On Low-Complexity Quickest Intervention of Mutated Diffusion Processes Through Local Approximation

TL;DR

This paper develops low-complexity algorithms for quickly intervening in mutated diffusion processes, balancing intervention speed and cost, with applications in pandemic control and misinformation containment.

Contribution

It introduces a local approximation-based threshold policy for low-complexity intervention in mutated diffusion processes, improving computational efficiency over existing methods.

Findings

The low-complexity threshold policy performs comparably to grid approximation methods.

Both proposed algorithms outperform traditional QCD-based algorithms.

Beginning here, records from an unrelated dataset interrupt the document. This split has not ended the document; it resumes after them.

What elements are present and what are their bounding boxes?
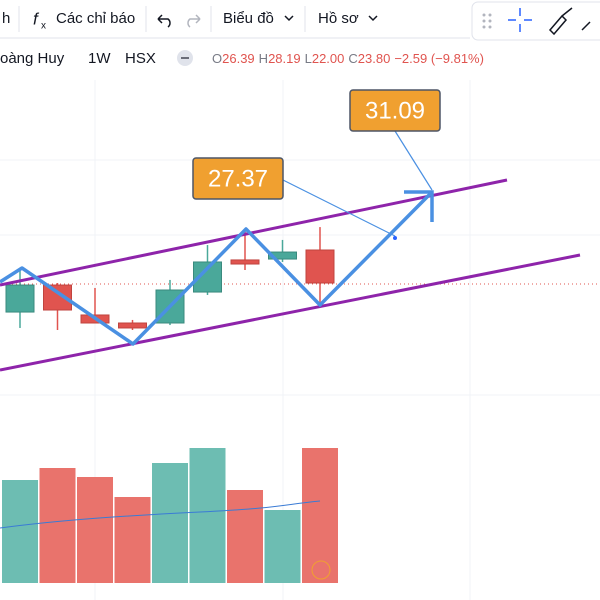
candle-body: [268, 251, 297, 260]
ohlc: O26.39 H28.19 L22.00 C23.80 −2.59 (−9.81%): [212, 51, 484, 66]
profile-button[interactable]: Hồ sơ: [318, 10, 359, 27]
volume-bar: [264, 510, 301, 583]
ohlc-value: 22.00: [312, 51, 345, 66]
volume-bar: [77, 477, 113, 583]
ohlc-text: O26.39 H28.19 L22.00 C23.80 −2.59 (−9.81%): [212, 51, 484, 66]
ohlc-label: H: [259, 51, 268, 66]
volume-bar: [114, 497, 151, 583]
channel-upper: [0, 178, 508, 287]
annotation-text: 27.37: [208, 165, 268, 192]
volume-bar: [227, 490, 263, 583]
brush-icon[interactable]: [548, 7, 573, 36]
ohlc-label: C: [348, 51, 357, 66]
volume-ma: [0, 500, 321, 529]
candle-body: [305, 249, 335, 284]
undo-icon[interactable]: [157, 14, 171, 28]
exchange: HSX: [125, 50, 156, 67]
channel-lower: [0, 253, 581, 372]
volume-bar: [39, 468, 76, 583]
tool-icon[interactable]: [581, 21, 591, 31]
fx-icon[interactable]: f: [33, 9, 40, 28]
annotation-box[interactable]: [192, 157, 284, 200]
interval: 1W: [88, 50, 111, 67]
chevron: [368, 15, 378, 22]
ohlc-value: 23.80: [358, 51, 391, 66]
candles: [5, 227, 335, 331]
drag-handle[interactable]: [482, 13, 492, 29]
chart-type-button[interactable]: Biểu đồ: [223, 10, 274, 27]
fx-icon-sub: x: [41, 21, 46, 32]
indicators-button[interactable]: Các chỉ báo: [56, 10, 135, 27]
zigzag: [0, 190, 434, 346]
volume-bar: [302, 448, 338, 583]
arrow-head: [404, 190, 434, 222]
change: −2.59 (−9.81%): [394, 51, 484, 66]
ohlc-value: 28.19: [268, 51, 301, 66]
candle-body: [230, 259, 260, 265]
ohlc-value: 26.39: [222, 51, 255, 66]
event-marker[interactable]: [311, 560, 331, 580]
chevron: [284, 15, 294, 22]
callout-dot: [393, 236, 397, 240]
menu-item[interactable]: h: [2, 10, 10, 27]
callout-line: [394, 130, 433, 191]
volume-bar: [2, 480, 38, 583]
annotation-box[interactable]: [349, 89, 441, 132]
volume-bar: [152, 463, 188, 583]
candle-body: [118, 322, 147, 329]
volume-pane: [2, 448, 338, 583]
redo-icon[interactable]: [187, 14, 201, 28]
volume-bar: [189, 448, 226, 583]
symbol-name: oàng Huy: [0, 50, 65, 67]
crosshair-icon[interactable]: [508, 8, 532, 32]
candle-body: [5, 284, 35, 313]
ohlc-label: L: [305, 51, 312, 66]
ohlc-label: O: [212, 51, 222, 66]
annotation-text: 31.09: [365, 97, 425, 124]
callout-line: [282, 179, 396, 237]
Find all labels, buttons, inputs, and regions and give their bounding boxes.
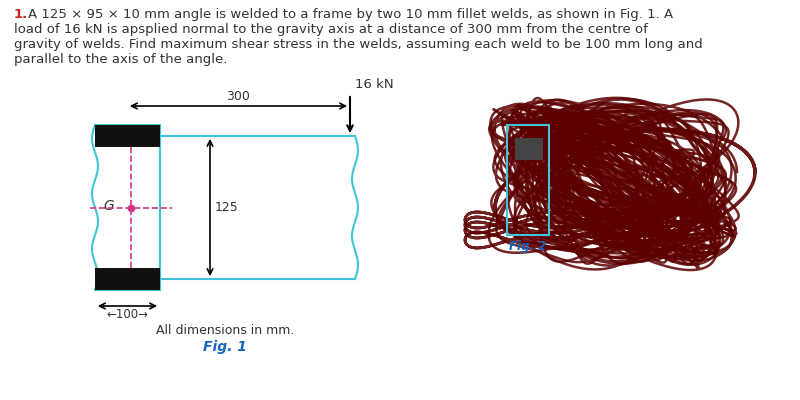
Text: parallel to the axis of the angle.: parallel to the axis of the angle. [14,53,227,66]
Bar [507,125,549,235]
Bar [95,268,160,290]
Text: G: G [103,198,114,212]
Text: A 125 × 95 × 10 mm angle is welded to a frame by two 10 mm fillet welds, as show: A 125 × 95 × 10 mm angle is welded to a … [28,8,673,21]
Bar [515,138,543,160]
Text: ←100→: ←100→ [106,308,149,321]
Text: Fig. 1: Fig. 1 [203,340,247,354]
Text: 300: 300 [226,90,250,103]
Text: 1.: 1. [14,8,28,21]
Text: All dimensions in mm.: All dimensions in mm. [156,324,294,337]
Text: 16 kN: 16 kN [355,78,394,91]
Text: Fig. 2: Fig. 2 [509,240,546,253]
Bar [95,125,160,147]
Text: 125: 125 [215,201,238,214]
Text: load of 16 kN is apsplied normal to the gravity axis at a distance of 300 mm fro: load of 16 kN is apsplied normal to the … [14,23,648,36]
Text: gravity of welds. Find maximum shear stress in the welds, assuming each weld to : gravity of welds. Find maximum shear str… [14,38,702,51]
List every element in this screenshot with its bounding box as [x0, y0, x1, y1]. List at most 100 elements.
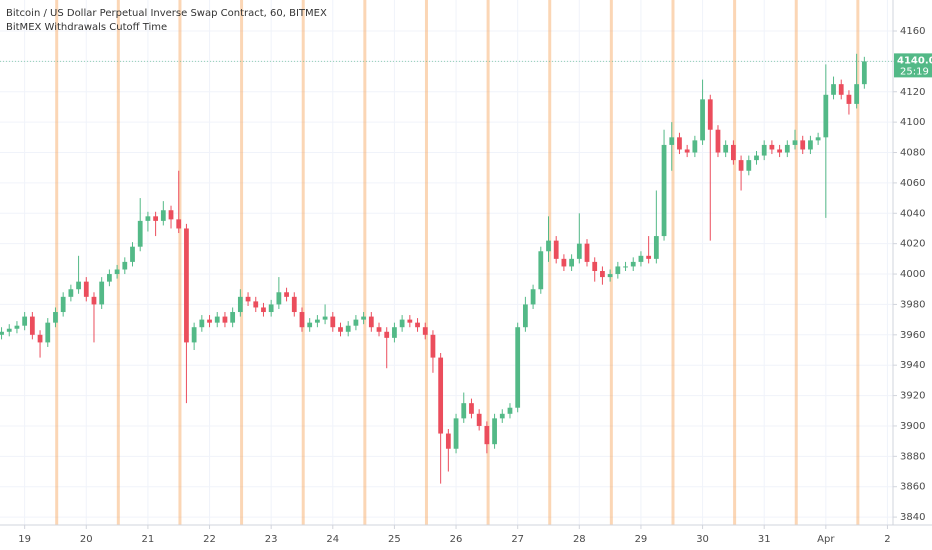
candle-body	[499, 413, 505, 419]
candle-body	[153, 216, 159, 221]
candle-body	[222, 316, 228, 323]
candle-body	[368, 316, 374, 328]
x-tick-label: 27	[511, 534, 524, 545]
y-tick-label: 3980	[900, 299, 925, 310]
candle-body	[261, 307, 266, 313]
y-tick-label: 3880	[900, 451, 925, 462]
countdown-label: 25:19	[900, 66, 929, 77]
candle-body	[800, 140, 806, 150]
candle-body	[530, 289, 536, 305]
last-price-label: 4140.0	[897, 55, 932, 66]
x-tick-label: 19	[18, 534, 31, 545]
y-tick-label: 3960	[900, 330, 925, 341]
x-tick-label: 30	[696, 534, 709, 545]
candle-body	[561, 258, 567, 267]
y-tick-label: 3920	[900, 391, 925, 402]
candle-body	[684, 149, 690, 153]
candle-body	[623, 266, 628, 268]
candle-body	[823, 94, 829, 138]
candle-body	[638, 255, 644, 262]
candle-body	[160, 210, 166, 221]
last-price-box	[894, 53, 932, 78]
chart-title: Bitcoin / US Dollar Perpetual Inverse Sw…	[6, 8, 327, 19]
candle-body	[808, 140, 813, 150]
candle-body	[245, 296, 251, 302]
candle-body	[45, 322, 51, 343]
candle-body	[630, 261, 636, 267]
candle-body	[415, 322, 420, 328]
candle-body	[314, 319, 320, 323]
cutoff-line	[733, 0, 737, 525]
y-tick-label: 4040	[900, 208, 925, 219]
candle-body	[438, 357, 444, 434]
candle-body	[715, 129, 721, 153]
candle-body	[777, 149, 782, 153]
candle-body	[792, 140, 798, 145]
candle-body	[692, 140, 698, 153]
candle-body	[453, 418, 459, 449]
candle-layer	[0, 53, 867, 484]
x-tick-label: 31	[758, 534, 771, 545]
y-tick-label: 4160	[900, 26, 925, 37]
candle-body	[592, 261, 598, 272]
candle-body	[653, 236, 659, 259]
cutoff-line	[486, 0, 490, 525]
candle-body	[22, 316, 28, 326]
x-tick-label: 20	[80, 534, 93, 545]
candle-body	[176, 219, 182, 229]
candle-body	[723, 144, 729, 153]
candle-body	[469, 403, 474, 414]
y-tick-label: 3940	[900, 360, 925, 371]
candle-body	[661, 144, 667, 237]
y-tick-label: 4100	[900, 117, 925, 128]
cutoff-line	[178, 0, 182, 525]
candle-body	[322, 316, 328, 320]
candle-body	[677, 137, 682, 150]
candle-body	[230, 312, 236, 323]
candle-body	[569, 258, 574, 267]
candle-body	[515, 327, 521, 408]
candle-body	[384, 331, 390, 338]
candle-body	[299, 312, 305, 328]
candle-body	[91, 296, 97, 305]
grid-layer	[0, 0, 893, 525]
candle-body	[191, 327, 197, 343]
cutoff-line	[548, 0, 552, 525]
candle-body	[53, 312, 58, 323]
candle-body	[14, 325, 20, 329]
x-tick-label: 25	[388, 534, 401, 545]
candle-body	[730, 144, 736, 161]
x-tick-label: 24	[326, 534, 339, 545]
candle-body	[83, 281, 89, 297]
y-tick-label: 3840	[900, 512, 925, 523]
candle-body	[461, 403, 467, 419]
candle-body	[700, 99, 705, 141]
candle-body	[130, 246, 135, 262]
candle-body	[854, 84, 860, 104]
candle-body	[492, 418, 497, 445]
x-tick-label: 2	[884, 534, 890, 545]
indicator-label: BitMEX Withdrawals Cutoff Time	[6, 22, 167, 33]
candle-body	[330, 316, 336, 328]
candle-body	[422, 327, 428, 335]
cutoff-line	[609, 0, 613, 525]
candle-body	[607, 274, 613, 278]
y-tick-label: 3860	[900, 482, 925, 493]
y-tick-label: 4020	[900, 239, 925, 250]
candle-body	[669, 137, 675, 145]
candle-body	[345, 325, 351, 332]
candle-body	[576, 243, 582, 259]
axis-layer: 3840 3860 3880 3900 3920 3940 3960 3980 4000 4020…	[0, 26, 932, 545]
candle-body	[838, 84, 844, 95]
candle-body	[615, 266, 621, 275]
cutoff-line	[794, 0, 798, 525]
candle-body	[707, 99, 713, 130]
y-tick-label: 4000	[900, 269, 925, 280]
candle-body	[199, 319, 205, 328]
candle-body	[861, 61, 867, 85]
candle-body	[846, 94, 852, 104]
candle-body	[584, 243, 590, 262]
cutoff-line	[856, 0, 860, 525]
candle-body	[754, 155, 759, 161]
candle-body	[353, 319, 359, 326]
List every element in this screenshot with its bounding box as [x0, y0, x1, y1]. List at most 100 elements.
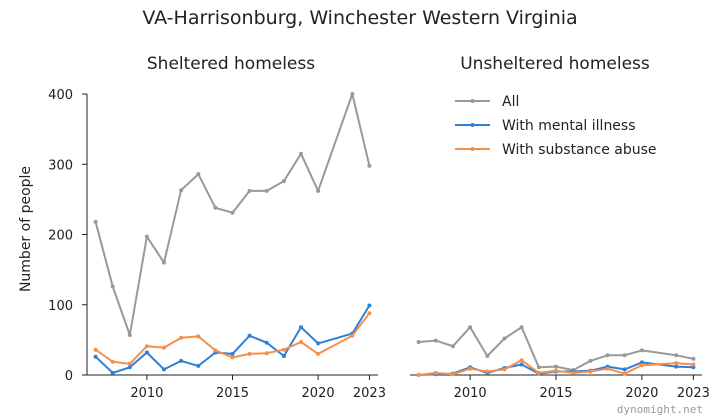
sheltered-point-all-2012	[179, 188, 184, 193]
unsheltered-point-with-substance-abuse-2011	[485, 369, 490, 374]
unsheltered-point-with-substance-abuse-2019	[622, 371, 627, 376]
unsheltered-point-all-2010	[468, 325, 473, 330]
sheltered-point-with-mental-illness-2017	[264, 340, 269, 345]
sheltered-point-with-mental-illness-2008	[110, 370, 115, 375]
unsheltered-x-tick-label-2023: 2023	[677, 386, 710, 401]
unsheltered-point-with-substance-abuse-2008	[433, 370, 438, 375]
sheltered-point-all-2008	[110, 284, 115, 289]
sheltered-x-tick-label-2023: 2023	[353, 386, 386, 401]
unsheltered-point-with-substance-abuse-2014	[536, 370, 541, 375]
unsheltered-line-all	[418, 326, 694, 372]
sheltered-point-with-substance-abuse-2014	[213, 348, 218, 353]
legend-label-substance-abuse: With substance abuse	[502, 142, 657, 158]
sheltered-point-with-mental-illness-2023	[367, 303, 372, 308]
unsheltered-point-with-substance-abuse-2015	[554, 368, 558, 373]
unsheltered-point-all-2012	[502, 336, 507, 341]
sheltered-x-tick-label-2020: 2020	[302, 386, 335, 401]
sheltered-point-all-2015	[230, 210, 235, 215]
sheltered-point-all-2020	[316, 188, 321, 193]
unsheltered-point-with-mental-illness-2019	[622, 367, 627, 372]
unsheltered-point-with-mental-illness-2023	[691, 365, 696, 370]
unsheltered-point-all-2015	[554, 364, 558, 369]
sheltered-point-with-substance-abuse-2016	[247, 351, 252, 356]
sheltered-point-all-2011	[162, 260, 166, 265]
unsheltered-point-all-2018	[605, 353, 610, 358]
sheltered-series-group	[93, 92, 372, 375]
sheltered-point-with-substance-abuse-2019	[299, 340, 303, 344]
sheltered-y-tick-label-200: 200	[48, 229, 73, 244]
sheltered-point-with-substance-abuse-2013	[196, 334, 201, 339]
sheltered-point-with-mental-illness-2016	[247, 333, 252, 338]
sheltered-point-with-mental-illness-2013	[196, 363, 201, 368]
unsheltered-point-with-mental-illness-2013	[519, 362, 524, 367]
sheltered-y-tick-label-100: 100	[48, 299, 73, 314]
legend-item-substance-abuse: With substance abuse	[455, 142, 657, 158]
unsheltered-point-with-substance-abuse-2012	[502, 367, 507, 372]
sheltered-y-tick-label-400: 400	[48, 88, 73, 103]
sheltered-point-with-substance-abuse-2017	[264, 351, 269, 356]
unsheltered-point-with-substance-abuse-2016	[571, 370, 576, 375]
sheltered-point-all-2016	[247, 188, 252, 193]
sheltered-point-with-mental-illness-2009	[127, 365, 132, 370]
sheltered-series-with-substance-abuse	[93, 311, 372, 366]
unsheltered-point-all-2011	[485, 354, 490, 358]
sheltered-point-with-mental-illness-2019	[299, 325, 303, 330]
unsheltered-line-with-substance-abuse	[418, 359, 694, 376]
unsheltered-series-group	[416, 325, 696, 377]
sheltered-point-with-substance-abuse-2011	[162, 345, 166, 350]
sheltered-point-all-2010	[144, 234, 149, 239]
legend-label-all: All	[502, 94, 519, 110]
sheltered-point-with-substance-abuse-2020	[316, 351, 321, 356]
unsheltered-point-with-substance-abuse-2007	[416, 373, 421, 377]
sheltered-point-with-substance-abuse-2007	[93, 347, 98, 352]
sheltered-point-with-mental-illness-2020	[316, 341, 321, 346]
sheltered-point-with-substance-abuse-2009	[127, 361, 132, 366]
sheltered-point-all-2009	[127, 333, 132, 337]
sheltered-panel-title: Sheltered homeless	[147, 54, 315, 74]
sheltered-x-tick-label-2015: 2015	[216, 386, 249, 401]
sheltered-point-all-2023	[367, 163, 372, 168]
sheltered-point-all-2019	[299, 151, 303, 156]
y-axis-label: Number of people	[18, 166, 34, 292]
unsheltered-x-tick-label-2015: 2015	[539, 386, 572, 401]
unsheltered-point-all-2023	[691, 356, 696, 361]
unsheltered-point-all-2007	[416, 340, 421, 344]
sheltered-line-with-mental-illness	[94, 304, 371, 374]
sheltered-point-with-mental-illness-2007	[93, 354, 98, 359]
legend: All With mental illness With substance a…	[455, 94, 657, 158]
sheltered-line-all	[94, 93, 371, 336]
unsheltered-point-with-substance-abuse-2022	[674, 361, 679, 366]
sheltered-point-with-substance-abuse-2018	[281, 347, 286, 352]
unsheltered-point-with-substance-abuse-2018	[605, 366, 610, 371]
unsheltered-point-with-substance-abuse-2017	[588, 369, 593, 374]
sheltered-x-tick-label-2010: 2010	[130, 386, 163, 401]
sheltered-point-all-2018	[281, 179, 286, 184]
unsheltered-point-with-substance-abuse-2009	[450, 372, 455, 377]
legend-item-all: All	[455, 94, 519, 110]
sheltered-series-with-mental-illness	[93, 303, 372, 375]
unsheltered-x-tick-label-2020: 2020	[625, 386, 658, 401]
sheltered-series-all	[93, 92, 372, 337]
sheltered-point-with-substance-abuse-2012	[179, 335, 184, 340]
unsheltered-point-all-2019	[622, 353, 627, 358]
unsheltered-point-with-mental-illness-2022	[674, 364, 679, 369]
sheltered-y-tick-label-0: 0	[65, 369, 73, 384]
unsheltered-point-all-2022	[674, 353, 679, 358]
legend-label-mental-illness: With mental illness	[502, 118, 636, 134]
sheltered-point-with-mental-illness-2015	[230, 351, 235, 356]
unsheltered-point-with-mental-illness-2020	[639, 360, 644, 365]
unsheltered-point-all-2009	[450, 344, 455, 349]
sheltered-point-with-substance-abuse-2015	[230, 355, 235, 360]
figure-title: VA-Harrisonburg, Winchester Western Virg…	[142, 7, 577, 29]
unsheltered-point-with-substance-abuse-2023	[691, 362, 696, 367]
sheltered-point-all-2022	[350, 92, 355, 96]
unsheltered-point-all-2008	[433, 338, 438, 343]
sheltered-point-with-substance-abuse-2022	[350, 333, 355, 338]
credit-watermark: dynomight.net	[617, 403, 703, 416]
sheltered-point-with-mental-illness-2012	[179, 358, 184, 363]
sheltered-point-all-2014	[213, 205, 218, 210]
sheltered-point-with-substance-abuse-2010	[144, 344, 149, 349]
sheltered-point-with-substance-abuse-2008	[110, 359, 115, 364]
sheltered-point-with-mental-illness-2018	[281, 354, 286, 358]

Simulation results validate the effectiveness of the local approximation approach.

Abstract

We consider the problem of controlling a mutated diffusion process with an unknown mutation time. The problem is formulated as the quickest intervention problem with the mutation modeled by a change-point, which is a generalization of the quickest change-point detection (QCD). Our goal is to intervene in the mutated process as soon as possible while maintaining a low intervention cost with optimally chosen intervention actions. This model and the proposed algorithms can be applied to pandemic prevention (such as Covid-19) or misinformation containment. We formulate the problem as a partially observed Markov decision process (POMDP) and convert it to an MDP through the belief state of the change-point. We first propose a grid approximation approach to calculate the optimal intervention policy, whose computational complexity could be very high when the number of grids is large. In order to reduce the computational complexity, we further propose a low-complexity threshold-based policy through the analysis of the first-order approximation of the value functions in the ``local intervention'' regime. Simulation results show the low-complexity algorithm has a similar performance as the grid approximation and both perform much better than the QCD-based algorithms.